Ocean City Today

OC Volunteer Fire Co. pushes for tax break

By Brian Gilliland | Feb 15, 2018
Photo by: Submitted photo Jay Jester

(Feb. 16, 2018) With rising costs of home ownership in the resort area and falling numbers of volunteers in the ranks, Ocean City Volunteer Fire Company President Jay Jester said a $2,500 property tax credit enabled by the General Assembly last year might just be what the doctor ordered.

“This is specifically for retention,” Jester said. “It’s easier to keep the guy you have then to bring in someone new, and it only affects property owners, which can mean two, three or four mortgage payments.”
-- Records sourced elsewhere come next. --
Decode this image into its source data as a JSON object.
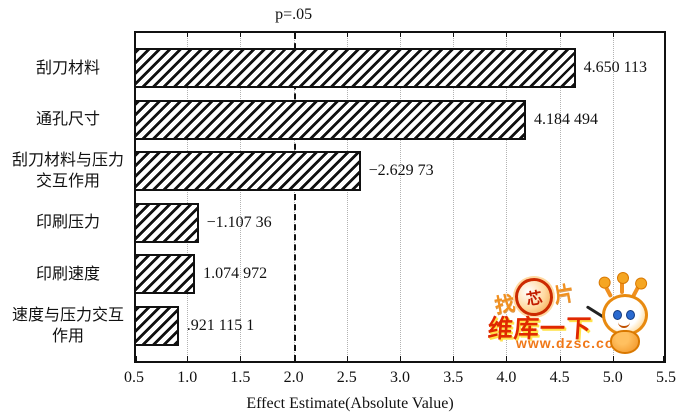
{
  "chart_data": {
    "type": "bar",
    "orientation": "horizontal",
    "title": "",
    "xlabel": "Effect Estimate(Absolute Value)",
    "ylabel": "",
    "xlim": [
      0.5,
      5.5
    ],
    "xticks": [
      0.5,
      1.0,
      1.5,
      2.0,
      2.5,
      3.0,
      3.5,
      4.0,
      4.5,
      5.0,
      5.5
    ],
    "grid": "dotted-vertical",
    "bar_fill": "diagonal-hatch",
    "categories": [
      "刮刀材料",
      "通孔尺寸",
      "刮刀材料与压力交互作用",
      "印刷压力",
      "印刷速度",
      "速度与压力交互作用"
    ],
    "values": [
      4.650113,
      4.184494,
      -2.62973,
      -1.10736,
      1.074972,
      0.9211151
    ],
    "value_labels": [
      "4.650 113",
      "4.184 494",
      "−2.629 73",
      "−1.107 36",
      "1.074 972",
      ".921 115 1"
    ],
    "reference_line": {
      "value": 2.0,
      "label": "p=.05",
      "style": "dashed"
    },
    "colors": {
      "line": "#111111",
      "background": "#ffffff"
    }
  },
  "watermark": {
    "top_text": "找芯片",
    "brand_text": "维库一下",
    "url_text": "www.dzsc.com",
    "colors": {
      "brand": "#e02800",
      "url": "#f07818",
      "accent": "#f5a623",
      "highlight": "#ffe24a"
    }
  }
}
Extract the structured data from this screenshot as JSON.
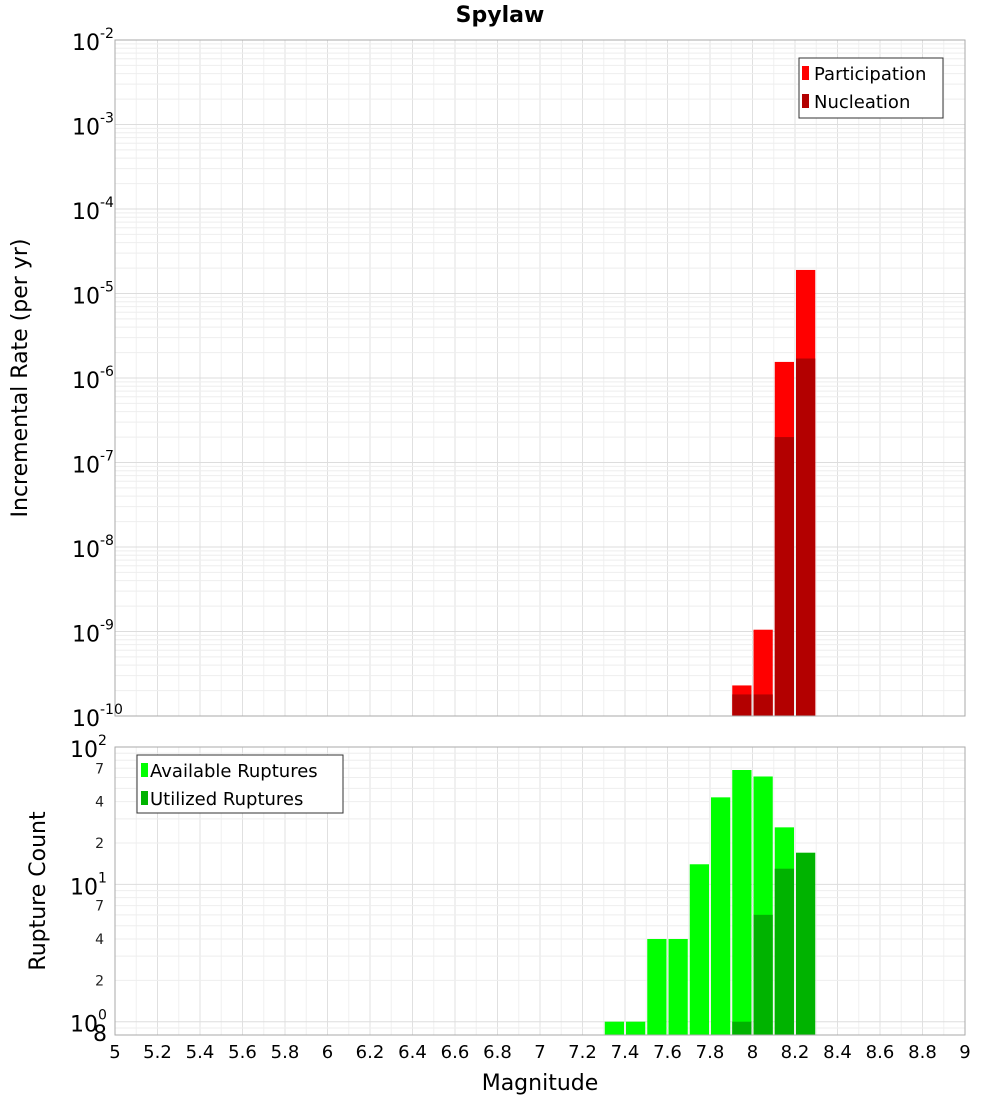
{
  "chart_data": [
    {
      "type": "bar",
      "title": "Spylaw",
      "xlabel": "Magnitude",
      "ylabel": "Incremental Rate (per yr)",
      "yscale": "log",
      "xlim": [
        5,
        9
      ],
      "ylim": [
        1e-10,
        0.01
      ],
      "grid": true,
      "legend_position": "top-right",
      "x": [
        7.95,
        8.05,
        8.15,
        8.25
      ],
      "series": [
        {
          "name": "Participation",
          "color": "#ff0000",
          "values": [
            2.3e-10,
            1.05e-09,
            1.55e-06,
            1.9e-05
          ]
        },
        {
          "name": "Nucleation",
          "color": "#b30000",
          "values": [
            1.8e-10,
            1.8e-10,
            2e-07,
            1.7e-06
          ]
        }
      ],
      "ytick_labels": [
        {
          "base": "10",
          "exp": "-10"
        },
        {
          "base": "10",
          "exp": "-9"
        },
        {
          "base": "10",
          "exp": "-8"
        },
        {
          "base": "10",
          "exp": "-7"
        },
        {
          "base": "10",
          "exp": "-6"
        },
        {
          "base": "10",
          "exp": "-5"
        },
        {
          "base": "10",
          "exp": "-4"
        },
        {
          "base": "10",
          "exp": "-3"
        },
        {
          "base": "10",
          "exp": "-2"
        }
      ]
    },
    {
      "type": "bar",
      "xlabel": "Magnitude",
      "ylabel": "Rupture Count",
      "yscale": "log",
      "xlim": [
        5,
        9
      ],
      "ylim": [
        0.8,
        100
      ],
      "grid": true,
      "legend_position": "top-left",
      "x": [
        7.35,
        7.45,
        7.55,
        7.65,
        7.75,
        7.85,
        7.95,
        8.05,
        8.15,
        8.25
      ],
      "series": [
        {
          "name": "Available Ruptures",
          "color": "#00ff00",
          "values": [
            1,
            1,
            4,
            4,
            14,
            43,
            68,
            61,
            26,
            0
          ]
        },
        {
          "name": "Utilized Ruptures",
          "color": "#00b300",
          "values": [
            0,
            0,
            0,
            0,
            0,
            0,
            1,
            6,
            13,
            17
          ]
        }
      ],
      "ytick_labels": [
        {
          "base": "10",
          "exp": "0"
        },
        {
          "base": "10",
          "exp": "1"
        },
        {
          "base": "10",
          "exp": "2"
        }
      ],
      "minor_tick_labels": [
        "2",
        "4",
        "7",
        "2",
        "4",
        "7"
      ],
      "bottom_tick_label": "8",
      "xticks": [
        "5",
        "5.2",
        "5.4",
        "5.6",
        "5.8",
        "6",
        "6.2",
        "6.4",
        "6.6",
        "6.8",
        "7",
        "7.2",
        "7.4",
        "7.6",
        "7.8",
        "8",
        "8.2",
        "8.4",
        "8.6",
        "8.8",
        "9"
      ]
    }
  ]
}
Jester said he approached the Worcester County Commissioners with the idea to implement the tax credit in late January during the annual meeting between the commissioners and the local fire chiefs.

County officials said they had not received a formal request to discuss the topic.

Commissioner Joe Mitrecic, representing Ocean City, said the idea was worth looking at depending on the county’s ability to pay for the tax break.

The ability to offer this kind of tax break was established by the General Assembly and signed by Gov. Larry Hogan last year.

The law allows county and municipal governments to grant a tax credit for up to $2,500, but not to exceed the actual tax bill on a given property, for primary residences of “public safety officers.”

The law defines public safety officers as fulltime firefighters, emergency medical technicians, correctional officers, police officers or deputy sheriffs employed by a public safety agency in the county or municipality where the person lives. Volunteer firefighters are included.

Worcester County’s current property tax rate is 83.5 cents per $100 of assessed value. If the county chose to deliver the full credit to volunteer firefighters, the home would have to be assessed to be worth at least $300,000 to get the full credit.

Counties and municipalities are given wide latitude in how they choose to apply the credit. According to the nonpartisan Department of Legislative Services analysis of the bill, county and municipal governments may establish the amount, duration and any additional eligibility requirements to claim the credit.

“There are about 600 volunteer firefighters in Worcester County, but not all own homes, maybe one-half to one-third do,” Jester said.

He also said the rolls of active volunteer firefighters have decreased by half in the last 20 years. The goal of winning the credit would be an extra incentive to those working other jobs to consider volunteering, Jester said.

“When I heard about it I thought it was the greatest thing for Worcester. I’m holding my own [with volunteers] but we’d always like to have more,” Jester said.